Hello Kitty, farewell Rolex as Hong Kong shoppers go downmarket
Luxury-goods retailers hit by drop in Chinese visitors and tourist spending making way for cosmetics and sports-shoe stores in some of city’s priciest shopping streets
In Hong Kong, fancy handbags are out, sports shoes are in.
US luxury handbag maker Coach opened its four-storey flagship store in the heart of Hong Kong’s Central district to much fanfare in June 2008, with a celebrity-studded, champagne-fuelled party. In August, the company quietly terminated its HK$5.6 million per month lease and Adidas is moving in – paying 23 per cent less in rent, according to Colliers International.
This is not an isolated case. Russell Street in Causeway Bay, which boasted the most expensive shop rents in the world until New York’s Fifth Avenue overtook it a year ago, is undergoing a major transformation. A location formerly rented by Emperor Watch and Jewellery that sold diamond-studded Cartier watches is now home to discount cosmetics retailer Bonjour that sells HK$58 packets of Hello Kitty false eyelashes and HK$18 jars of Tiger Balm ointments. Next door, rival Colourmix Cosmetics has moved into a space vacated by Swiss watchmaker Jaeger-LeCoultre.
As Gucci, Louis Vuitton, and jewellery chain Chow Tai Fook bargain for lower rents or close stores amid a decline in tourists from China who had underpinned their sales, mid-tier retailers are filling the gaps. Brands that appeal to the broader market are taking advantage of declining leases to move into some of Hong Kong’s most coveted retail locations.
“The fallout in the watch and jewellery as well as luxury sector is paving the way for fast fashion brands to expand,” Tom Gaffney, head of retail at Jones Lang LaSalle in Hong Kong, said.
Retail rents started falling after the city’s appeal as a shopping paradise for Chinese tourists was hurt by anti-China protests last year, a slowing China economy and Beijing’s austerity and anti-graft campaigns, which have made the Chinese wary of splurging on luxury goods. Hardest hit have been sales of watches and jewellery, which have fallen year on year for the past 11 months.
While luxury brands are abandoning street-front locations, they are maintaining their presence in high-end malls, where monthly rents are lower in part because landlords also receive a portion of sales receipts as part of a tenant’s payment.
Another source of the slowdown is that Chinese shoppers, who represent 10 per cent of global tourism and more than 25 per cent of luxury spending, are forsaking Hong Kong in favour of Europe, South Korea and Japan, attracted by weaker currencies and relaxed visa procedures, according to Bloomberg Intelligence. A rising backlash against Chinese tourists has also hurt Hong Kong’s appeal, said CBRE’s Chan.

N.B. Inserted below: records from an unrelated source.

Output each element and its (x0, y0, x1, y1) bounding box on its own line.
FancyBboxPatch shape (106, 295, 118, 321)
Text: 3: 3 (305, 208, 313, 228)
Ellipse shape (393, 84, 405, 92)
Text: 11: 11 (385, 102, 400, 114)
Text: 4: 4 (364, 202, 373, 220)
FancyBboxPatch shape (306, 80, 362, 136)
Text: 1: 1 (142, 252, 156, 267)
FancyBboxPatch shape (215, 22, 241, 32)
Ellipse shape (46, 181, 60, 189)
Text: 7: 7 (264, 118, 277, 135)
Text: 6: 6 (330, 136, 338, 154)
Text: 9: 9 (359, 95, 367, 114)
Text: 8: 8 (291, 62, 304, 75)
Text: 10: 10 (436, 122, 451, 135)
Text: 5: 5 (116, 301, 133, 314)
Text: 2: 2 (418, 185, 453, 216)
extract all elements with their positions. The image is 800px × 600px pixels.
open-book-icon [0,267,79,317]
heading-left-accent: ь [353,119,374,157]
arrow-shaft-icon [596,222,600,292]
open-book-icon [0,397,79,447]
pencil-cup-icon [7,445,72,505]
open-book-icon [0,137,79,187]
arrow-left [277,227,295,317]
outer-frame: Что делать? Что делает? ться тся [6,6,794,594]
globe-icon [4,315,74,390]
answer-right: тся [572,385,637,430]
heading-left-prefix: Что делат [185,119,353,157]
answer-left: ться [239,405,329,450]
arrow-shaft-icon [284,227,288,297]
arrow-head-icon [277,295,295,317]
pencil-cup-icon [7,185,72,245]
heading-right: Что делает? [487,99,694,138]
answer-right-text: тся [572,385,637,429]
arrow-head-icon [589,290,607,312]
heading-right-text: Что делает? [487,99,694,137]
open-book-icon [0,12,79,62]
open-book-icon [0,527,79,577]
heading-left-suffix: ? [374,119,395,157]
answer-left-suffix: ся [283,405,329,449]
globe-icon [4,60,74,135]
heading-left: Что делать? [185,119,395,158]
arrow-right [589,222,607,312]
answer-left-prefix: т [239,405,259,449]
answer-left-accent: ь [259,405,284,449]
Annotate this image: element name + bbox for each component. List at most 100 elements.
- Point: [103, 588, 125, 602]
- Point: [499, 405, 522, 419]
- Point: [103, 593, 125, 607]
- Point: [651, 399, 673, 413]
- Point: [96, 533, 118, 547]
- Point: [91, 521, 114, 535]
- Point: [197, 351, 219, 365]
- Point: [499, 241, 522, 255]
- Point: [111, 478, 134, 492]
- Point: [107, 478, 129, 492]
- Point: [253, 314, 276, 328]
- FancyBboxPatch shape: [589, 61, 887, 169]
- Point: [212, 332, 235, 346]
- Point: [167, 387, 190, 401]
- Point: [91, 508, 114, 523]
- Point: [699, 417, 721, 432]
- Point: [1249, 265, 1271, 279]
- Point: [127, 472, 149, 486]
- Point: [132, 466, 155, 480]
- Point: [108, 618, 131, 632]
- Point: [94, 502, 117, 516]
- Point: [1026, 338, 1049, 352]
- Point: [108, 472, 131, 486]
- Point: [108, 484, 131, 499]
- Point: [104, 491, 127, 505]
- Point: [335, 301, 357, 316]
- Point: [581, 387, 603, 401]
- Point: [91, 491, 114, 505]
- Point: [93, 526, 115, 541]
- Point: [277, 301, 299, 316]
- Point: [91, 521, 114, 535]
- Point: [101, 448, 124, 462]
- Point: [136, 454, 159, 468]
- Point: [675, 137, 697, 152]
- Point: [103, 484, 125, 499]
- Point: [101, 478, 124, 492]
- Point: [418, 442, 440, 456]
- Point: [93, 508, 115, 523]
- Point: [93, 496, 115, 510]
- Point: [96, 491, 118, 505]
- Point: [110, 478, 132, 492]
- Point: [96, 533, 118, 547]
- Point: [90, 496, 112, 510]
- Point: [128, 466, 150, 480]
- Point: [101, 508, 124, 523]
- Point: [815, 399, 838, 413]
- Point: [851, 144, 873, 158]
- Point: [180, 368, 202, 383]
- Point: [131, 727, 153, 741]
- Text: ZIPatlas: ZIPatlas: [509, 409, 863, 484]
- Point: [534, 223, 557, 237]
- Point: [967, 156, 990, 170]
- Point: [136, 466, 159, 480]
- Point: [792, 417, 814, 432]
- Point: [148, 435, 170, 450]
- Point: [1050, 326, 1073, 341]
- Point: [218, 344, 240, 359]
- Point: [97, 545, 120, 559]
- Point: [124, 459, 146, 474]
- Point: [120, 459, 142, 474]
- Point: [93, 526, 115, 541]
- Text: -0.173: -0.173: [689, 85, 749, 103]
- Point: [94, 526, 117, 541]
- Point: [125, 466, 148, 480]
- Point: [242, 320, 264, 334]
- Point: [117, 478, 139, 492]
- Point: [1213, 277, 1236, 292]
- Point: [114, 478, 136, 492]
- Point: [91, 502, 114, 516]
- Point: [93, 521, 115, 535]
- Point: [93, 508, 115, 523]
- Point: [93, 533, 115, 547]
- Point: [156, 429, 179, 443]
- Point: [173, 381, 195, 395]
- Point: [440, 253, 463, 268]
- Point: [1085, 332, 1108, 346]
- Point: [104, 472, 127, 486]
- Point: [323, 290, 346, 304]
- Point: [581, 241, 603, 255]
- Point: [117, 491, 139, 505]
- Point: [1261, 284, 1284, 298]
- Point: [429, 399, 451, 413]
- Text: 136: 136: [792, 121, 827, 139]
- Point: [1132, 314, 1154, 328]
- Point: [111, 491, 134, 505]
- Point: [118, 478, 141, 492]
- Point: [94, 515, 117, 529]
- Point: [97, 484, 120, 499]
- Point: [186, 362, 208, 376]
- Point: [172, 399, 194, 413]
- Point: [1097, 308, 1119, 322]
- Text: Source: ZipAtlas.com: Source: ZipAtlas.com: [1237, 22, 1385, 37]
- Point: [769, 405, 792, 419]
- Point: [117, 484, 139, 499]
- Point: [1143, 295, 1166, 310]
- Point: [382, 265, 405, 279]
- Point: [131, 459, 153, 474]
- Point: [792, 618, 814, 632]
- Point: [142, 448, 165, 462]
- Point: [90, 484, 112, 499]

Just steps from one of Hong Kong’s busiest subway stations in Central, Athens-based affordable fashion brand Folli Follie opened a store in mid-October after luxury watch retailer Carlson moved out.
H&M is also taking advantage of falling rents to expand. On October 30, it will open a four-storey flagship, its largest store in Asia, in Causeway Bay.
“One part of our expansion strategy is about getting a good and competitive deal,” said Magnus Olsson, the Swedish retailer’s country manager for Greater China, declining to provide rental details. “If we were not happy, we wouldn’t have opened.”
Helen Mak, senior director of retail services at Colliers, said that while Hong Kong’s superior level of service would continue to attract tourists, they were looking for a different shopping experience.
“In the past, four out of five shops were selling Rolexes,” she said. “In the future, a tourist will expect to see more varieties of retail shops in Hong Kong.”